Chances are you’ve been told at least once by an editor, a teacher, or another writer that “this construction isn’t parallel.” Or someone has scrawled “faulty parallelism” in the margin of your manuscript or in a comment on your Word file.

This is shorthand for straying from, as Words Into Type puts it, “the principle that parts of a sentence that are parallel in meaning should be parallel in structure.”

Faulty parallelism comes in an daunting array of varieties. It can involve nouns, verbs, phrases, clauses, and whole sentences. It’s easiest to spot in a list, like this one:

These tips might help you complete a long writing project:

  • Schedule a specific time for writing.
  • Write even when you don’t feel inspired.
  • No distractions.

The first two elements are imperative verbs. The third has no verb at all. This is an easy fix: make the third element parallel to the first two by adding a verb. “Avoid distractions”? “Ignore distractions”? “Resist distractions”? It’s your call.

Faulty parallelism can be harder to spot in a sentence, especially a long, complex sentence — which is exactly where parallelism tends to go off the rails, so to speak. The list above can be turned into a sentence: “To complete a long writing project, schedule a specific time for writing, write even if you don’t feel inspired, and no distractions.” The sentence is short enough to make it pretty clear that something’s wrong.

The longer the sentence, the harder it can be to keep track of its parts. Here’s where the ability to diagram sentences can be very helpful. If you didn’t learn it in school or have forgotten how, plenty of websites out there can give you the basics, including “How to Diagram Sentences” on WikiHow.

It happens often enough that the parallelism is faulty but the meaning is still clear. I encounter many sentences like this one: “She let the dog in, gave him his supper, and then they went for a walk.” It sets off to be a series of three verbs with the subject “she,” but then the subject changes. What we’ve actually got here is two independent clauses, the first of which has two verbs, the second of which has one: “She let the dog in and gave him his supper, and then they went for a walk.”

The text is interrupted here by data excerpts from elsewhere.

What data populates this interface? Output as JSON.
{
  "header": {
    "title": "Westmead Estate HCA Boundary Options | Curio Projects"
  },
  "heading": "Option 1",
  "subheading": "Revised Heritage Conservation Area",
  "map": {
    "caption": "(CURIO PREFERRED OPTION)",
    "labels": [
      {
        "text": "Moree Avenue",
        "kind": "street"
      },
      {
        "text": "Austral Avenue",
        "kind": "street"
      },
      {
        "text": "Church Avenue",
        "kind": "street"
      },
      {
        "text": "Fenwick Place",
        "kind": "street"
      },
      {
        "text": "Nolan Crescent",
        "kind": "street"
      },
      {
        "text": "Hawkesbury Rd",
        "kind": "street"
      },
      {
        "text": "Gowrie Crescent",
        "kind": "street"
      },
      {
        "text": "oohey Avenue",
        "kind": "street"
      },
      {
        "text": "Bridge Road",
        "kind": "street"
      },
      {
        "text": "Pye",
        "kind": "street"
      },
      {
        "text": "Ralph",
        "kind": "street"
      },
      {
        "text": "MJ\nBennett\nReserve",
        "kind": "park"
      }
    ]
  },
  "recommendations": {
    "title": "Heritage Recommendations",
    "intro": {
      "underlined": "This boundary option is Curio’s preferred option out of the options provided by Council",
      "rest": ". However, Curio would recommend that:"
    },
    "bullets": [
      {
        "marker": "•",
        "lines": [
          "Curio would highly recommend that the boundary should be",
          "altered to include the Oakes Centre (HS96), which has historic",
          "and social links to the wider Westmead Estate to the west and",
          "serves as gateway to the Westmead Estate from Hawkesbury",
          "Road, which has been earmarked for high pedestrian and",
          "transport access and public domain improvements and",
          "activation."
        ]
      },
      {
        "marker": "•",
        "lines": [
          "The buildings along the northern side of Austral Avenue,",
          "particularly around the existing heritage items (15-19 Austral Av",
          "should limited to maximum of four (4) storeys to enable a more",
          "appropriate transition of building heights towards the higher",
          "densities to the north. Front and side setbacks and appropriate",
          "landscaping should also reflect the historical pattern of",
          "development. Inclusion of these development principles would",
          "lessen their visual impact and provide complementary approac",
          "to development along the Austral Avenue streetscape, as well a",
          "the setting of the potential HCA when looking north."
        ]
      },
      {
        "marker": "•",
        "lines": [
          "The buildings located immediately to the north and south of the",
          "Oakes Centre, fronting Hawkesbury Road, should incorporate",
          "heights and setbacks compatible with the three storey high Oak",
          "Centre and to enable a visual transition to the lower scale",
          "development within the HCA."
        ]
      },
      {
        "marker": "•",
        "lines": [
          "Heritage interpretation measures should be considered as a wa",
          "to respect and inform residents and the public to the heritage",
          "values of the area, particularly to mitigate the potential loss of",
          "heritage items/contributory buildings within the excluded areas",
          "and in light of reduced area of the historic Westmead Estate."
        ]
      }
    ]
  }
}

I sometimes feel a little pedantic inserting the conjunction, because the meaning is clear, but often enough the meaning isn’t clear, or the sentence can be interpreted in more than one way. The other day I came across a doozy in a nonfiction book I’m copyediting. In this example, I’ve changed the details but retained the structure of the original. The original subject was a man who never wrote a best-selling novel and didn’t go to Spain either.

Mindy Moore had not begun to think about traveling to Spain, still less write her best-selling novel.

See the problem? There are three verbs in the first part of the sentence — “begun,” “think,” and “traveling” — and it’s not obvious which one “write” is meant to be parallel with. Keeping in mind that even very good writers occasionally mess up our verb tenses, you could read this in (at least) three ways, some of which might not be accurate.

  • Mindy Moore had not begun to think about traveling to Spain, still less written her best-selling novel. (“Written” is parallel with “begun”: “Mindy had not begun . . . and had not written . . .” If this were the intended meaning, I would probably insert “yet” before “begun” to make it even clearer.)
  • Mindy Moore had not begun to think about traveling to Spain, still less to write her best-selling novel. (“To write” is parallel with “to think,” meaning that Mindy hadn’t begun either to write her best-selling novel or to think about traveling to Spain.)
  • Mindy Moore had not begun to think about traveling to Spain, still less about writing her best-selling novel. (“Writing” is parallel to “traveling,” meaning that Mindy hadn’t even begun to think about writing her best-selling novel.)

Context gave me no clue about which of the three options was intended, but my gut said it was probably #2 because it was the easiest to clarify: add the “to” to show that “to write” was an infinitive and therefore parallel with “to think.” So I added the “to,” but I also queried the author and explained the other options. He’s the only one who knows for sure what he intended and what was in the subject’s head.